Жрец повествовал не только о расколе между богами, но и о расколе в душах человеческих. Сетх был охотником и кочевником и олицетворял собой животную часть души, Осирис – земледелец и градостроитель был воплощением рассудочной. Так боги разделили между собой власть над людьми. Обе части души стремились к истине, но разными путями.
– Вопреки воле бога-охотника – продолжал жрец, – на месте битвы богов, где пролитая ими кровь впиталась в землю, был воздвигнут храм Сетха. Вокруг него и возник город Пер-Меджет. Но Сетх понимал, что люди лишь пытаются умилостивить его, в действительности, поклоняясь величию Осириса. Участь Пер-Меджета была предрешена. Его жители познали множество болезней и несчастий, на них беспрерывно обрушивались бури и землетрясения. А когда город перешел в руки арабов, те уничтожили храм Сетха, пожелав построить на его месте мечеть. Но христиане отвоевали город еще до того, как арабы успели заложить первый камень в ее основание. На месте храма выросла мощная смотровая башня. Когда арабы вновь захватили город, они не стали ее сносить, разумно рассудив, что она им самим может пригодиться. Между тем, боги ненавидели то место, где она была построена: один за обилие оксиринхов в местных водах, другой за то, что священное место было осквернено возведением храма. Рано или поздно Пер-Меджет должен быть разрушен. То, что должно свершиться – свершилось.
Из рассказа жреца Мал догадался, почему погиб Менафт, почему оксиринхи пожирали человеческие гениталии, и почему мошкара так беспощадно преследовала людей вблизи Пер-Меджета. Для него перестало быть удивительным то, что арабы пострадали больше всех остальных – ведь это именно их соплеменники когда-то уничтожили храм Сетха. Также Мал еще раз убедился в том, что сон говорил ему о разрыве связи с животным началом. Теперь он понимал змея, жаждущего уничтожить всякого, кто бросил вызов силе первых богов, но он не мог понять одного: зачем жрец все это ему рассказывает… Неужели ради того, чтобы Змеиный князь встал на сторону Сетха или Осириса?
– Ты многое прояснил мне, – сказал Мал, – но скажи, теперь я свободен от дани твоим богам?
– Ты будешь свободен, как только ступишь на землю великого Мемфиса, Змеиный князь, – ответил жрец.
Малу даже показалось, что он ослышался, но переспрашивать не стал:
– Я буду ждать этого дня с надеждой и смирением.
Жрец отправился спать, а Мал поднялся на палубу и присоединился к утренней трапезе.
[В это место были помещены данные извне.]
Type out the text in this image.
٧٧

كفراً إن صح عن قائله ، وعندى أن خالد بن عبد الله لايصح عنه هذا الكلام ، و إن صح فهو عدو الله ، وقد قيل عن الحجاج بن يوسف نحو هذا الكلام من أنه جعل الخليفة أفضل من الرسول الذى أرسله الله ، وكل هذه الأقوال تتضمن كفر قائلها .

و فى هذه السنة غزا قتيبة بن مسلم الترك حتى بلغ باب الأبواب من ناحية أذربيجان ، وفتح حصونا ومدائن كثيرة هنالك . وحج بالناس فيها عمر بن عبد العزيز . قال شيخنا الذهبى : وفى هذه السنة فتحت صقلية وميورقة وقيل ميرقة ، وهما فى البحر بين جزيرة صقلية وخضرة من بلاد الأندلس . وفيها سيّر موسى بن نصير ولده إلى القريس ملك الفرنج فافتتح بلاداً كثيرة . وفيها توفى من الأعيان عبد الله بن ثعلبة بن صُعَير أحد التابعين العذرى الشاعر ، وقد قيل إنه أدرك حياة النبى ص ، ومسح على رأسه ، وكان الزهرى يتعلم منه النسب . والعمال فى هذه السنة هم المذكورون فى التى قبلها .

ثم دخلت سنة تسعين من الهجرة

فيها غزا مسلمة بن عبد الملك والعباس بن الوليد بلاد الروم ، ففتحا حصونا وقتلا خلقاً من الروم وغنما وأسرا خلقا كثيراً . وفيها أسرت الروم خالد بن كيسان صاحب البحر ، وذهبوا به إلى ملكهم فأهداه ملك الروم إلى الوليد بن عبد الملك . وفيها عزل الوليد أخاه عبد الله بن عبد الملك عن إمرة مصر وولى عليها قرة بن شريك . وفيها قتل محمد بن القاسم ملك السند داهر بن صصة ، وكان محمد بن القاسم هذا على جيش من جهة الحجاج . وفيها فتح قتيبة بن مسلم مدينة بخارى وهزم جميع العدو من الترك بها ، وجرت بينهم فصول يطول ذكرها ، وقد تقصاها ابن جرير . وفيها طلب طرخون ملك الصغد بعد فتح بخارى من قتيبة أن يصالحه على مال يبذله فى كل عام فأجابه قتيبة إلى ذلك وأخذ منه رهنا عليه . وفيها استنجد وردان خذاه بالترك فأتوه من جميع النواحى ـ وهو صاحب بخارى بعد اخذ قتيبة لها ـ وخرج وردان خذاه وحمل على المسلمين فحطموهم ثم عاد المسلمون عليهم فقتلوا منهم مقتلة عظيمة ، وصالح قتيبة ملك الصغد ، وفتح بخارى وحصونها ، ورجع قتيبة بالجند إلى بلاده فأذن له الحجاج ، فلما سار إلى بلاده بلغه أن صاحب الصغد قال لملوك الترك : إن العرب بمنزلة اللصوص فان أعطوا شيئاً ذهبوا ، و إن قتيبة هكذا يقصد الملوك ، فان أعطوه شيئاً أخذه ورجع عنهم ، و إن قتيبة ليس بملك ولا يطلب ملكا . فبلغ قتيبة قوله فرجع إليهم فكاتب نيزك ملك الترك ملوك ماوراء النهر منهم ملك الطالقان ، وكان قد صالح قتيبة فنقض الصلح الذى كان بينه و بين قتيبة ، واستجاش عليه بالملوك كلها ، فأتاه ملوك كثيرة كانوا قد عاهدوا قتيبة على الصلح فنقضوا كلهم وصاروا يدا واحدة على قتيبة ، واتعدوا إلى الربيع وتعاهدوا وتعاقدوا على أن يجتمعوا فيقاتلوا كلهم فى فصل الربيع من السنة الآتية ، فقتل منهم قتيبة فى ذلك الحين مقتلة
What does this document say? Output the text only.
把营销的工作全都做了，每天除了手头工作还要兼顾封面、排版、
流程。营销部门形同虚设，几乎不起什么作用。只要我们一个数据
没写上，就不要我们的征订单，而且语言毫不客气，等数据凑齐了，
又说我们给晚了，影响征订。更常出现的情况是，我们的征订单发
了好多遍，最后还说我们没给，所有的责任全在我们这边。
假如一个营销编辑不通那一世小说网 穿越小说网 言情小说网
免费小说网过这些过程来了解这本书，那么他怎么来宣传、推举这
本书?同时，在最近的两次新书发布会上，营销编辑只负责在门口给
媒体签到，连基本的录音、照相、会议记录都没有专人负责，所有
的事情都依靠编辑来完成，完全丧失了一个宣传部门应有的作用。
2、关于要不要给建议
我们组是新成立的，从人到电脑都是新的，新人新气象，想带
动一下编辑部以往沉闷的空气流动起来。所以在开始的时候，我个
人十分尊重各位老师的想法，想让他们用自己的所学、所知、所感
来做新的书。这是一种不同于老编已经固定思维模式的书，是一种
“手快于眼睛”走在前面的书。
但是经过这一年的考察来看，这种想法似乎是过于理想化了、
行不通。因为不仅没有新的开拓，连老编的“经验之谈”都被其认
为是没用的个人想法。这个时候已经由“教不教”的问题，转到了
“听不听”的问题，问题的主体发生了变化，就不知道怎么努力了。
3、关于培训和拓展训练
Наблюдая за Аузахетом, угощающим Лию сладкими орешками, Мал задумался, почему капитан поначалу управлял кораблем, который сам же назвал «Гором», а затем сменил его на «Сетха»? Когда после завтрака он спросил его о том, каких богов он почитает больше всех остальных, Аузахет ответил ему так:
– Как среди богов, так и среди людей у меня нет фаворитов. Я поклоняюсь им всем в равной степени.
Мал вспомнил, что Сейт-Акх на похожий вопрос ответил ему так же, хотя и именовал себя верховным жрецом бога Амуна.
– Но почему ты первый корабль назвал в честь бога Гора, а последующий в честь Сетха?
– Когда вы меня наняли, первым, кого я встретил, оказался Гор – юноша, мечтающий стать капитаном – отвечал Аузахет. – Это был знак, благодаря которому я выбрал имя для парусника. В Нибуре я стал капитаном другого корабля и выбрал имя противника Гора – Сетха, чтобы и ему воздать должное.
– Выходит, действия капитана были осознанными, – подумал Мал, – и он пытался задобрить враждующие друг с другом силы, и совсем неслучайно то, что к храму Сетха, они подплыли на корабле с именем «Сетх».
В полдень, когда для всех пришло время обеда, а для судового повара приготовления к ужину, он, рассчитывая угостить всех мясным блюдом, полез в загон для животных. Повар поймал поросенка, но тот уже за пределами загона выскользнул из рук ловца и вырвался на волю.
– Лови его! – закричал повар и кинулся в погоню.
– Растяпа! – прикрикнул на него кто-то из нибурцев.
Поросенок тем временем спрятался за ступенями лестницы, ведущей на верхнюю палубу. Повар, не успев заметить, куда делась его жертва, заметался по палубе.
– Да вот же он! – расхохотался Аузахет.
Лия, Мал и еще несколько матросов принялись помогать повару. Поросенок не давался и отчаянно визжал, а когда ему удавалось найти укромное место, он затихал, ничем не выдавая себя. Если кто-нибудь ловил его руками, то поросенок ловко выскальзывал, и погоня, которая все больше походила на игру, возобновлялась. Причем, скорее, поросенок играл с людьми, чем люди играли с поросенком. Так продолжалось до тех пор, пока животное с визгом не забежало в каюту, где спал Сейт-Акх, и тогда все замерли, – никто не решался проникнуть в покои верховного жреца. Тот вышел сам, держа в руках на удивление успокоившегося поросенка.
– Парус на горизонте! – раздался крик впередсмотрящего.
Корабль шел с запада, по правому борту в том же направлении, что и набурский флот. Его очертания были едва видны.
– Следовать по курсу! – приказал Аузахет.
Матросы высыпали на палубу, столпились вблизи правого борта и внимательно наблюдали за чужаком.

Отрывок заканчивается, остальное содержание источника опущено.